UM vs. UH: In Maryland we say both which is backed up in my transcribing. A person will use one or the other, but I’ve transcribed both uh people and um people. (Map from Quartz Media)
UM vs. UH: In Maryland we say both which is backed up in my transcribing. A person will use one or the other, but I’ve transcribed both uh people and um people. (Map from Quartz Media)

In transcribing there is a trade-off between readability and staying true to source material. People on the side of verisimilitude would argue you should transcribe exactly what you hear, and I do chose to transcribe uhs and ums. However, I add punctuation to improve readability. I was looking through one of the transcriptions in the JMM collection that had no punctuation, and reading it felt like stumbling through an awful jumble of incomprehensibility. I err on the side of punctuating to make the transcription readable and do not feel compelled by the possibility of mangling the speaker’s intent through misinterpreting stress and adding a comma where they didn’t intend one.

I am about to be on the other side of this equation conducting the interviews. Transcribing has made me very aware of all of the extra things that interviewers say. It is very hard to directly ask someone a question. I hear, “tell me a little bit about…” constantly. I do not think I have heard the more direct, “tell me…” even once. I have a set of questions written for the interview collection I will be working on. Each one starts with a question word or the directive to “tell me”, but I have no illusions that I will manage not to add half a sentence of conversational lead-in every time I try to ask anything.

O Transcribe, the software I’ve been using, is available on the google app store.
O Transcribe, the software I’ve been using, is available on the google app store.

I transcribed one interview in middle school. I was working on a tape machine with a foot pedal. Now I have been using an application for the google chrome web browser, where the escape key is pause play and the program automatically restarts the recording two seconds back each time you hit play. It is a world better and much less fussy to work with. Through an odd sense of fate the transcription that I am adding to currently is an interview with the same person that I transcribed in middle school, Rebecca Alban Hoffberger, founder of the American Visionary Art Museum (AVAM). In middle school I interviewed her about the outsider art movement and currently I am listening to her speak about her life story, Jewish beliefs, and reasons for founding AVAM. I love that oral history allows for the feeling of being in the room with the informant.
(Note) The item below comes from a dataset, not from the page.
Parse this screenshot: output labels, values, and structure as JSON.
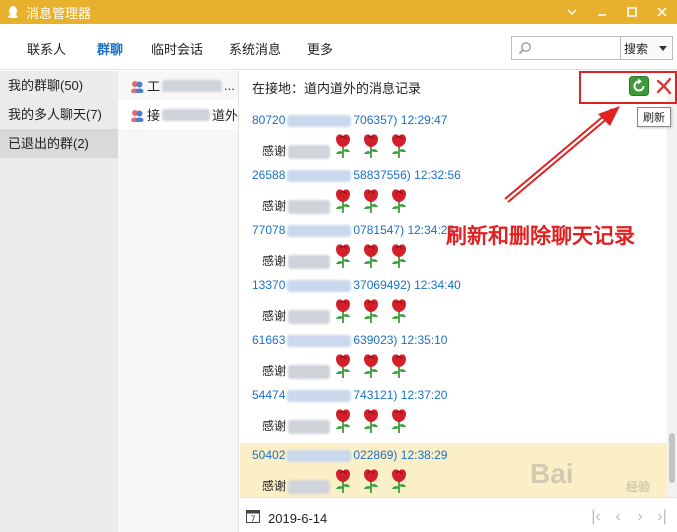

I think that is why this connection has such import for me. Transcribing helps the archivists and curators who build exhibitions to access the content of an oral history. Nobody has the time to listen to an hour of tape to find a quote. If there is a transcription key words can be searched and the content can be skimmed quickly for relevance. Each complete transcription makes the content more accessible and more likely to reach the ears of a public audience!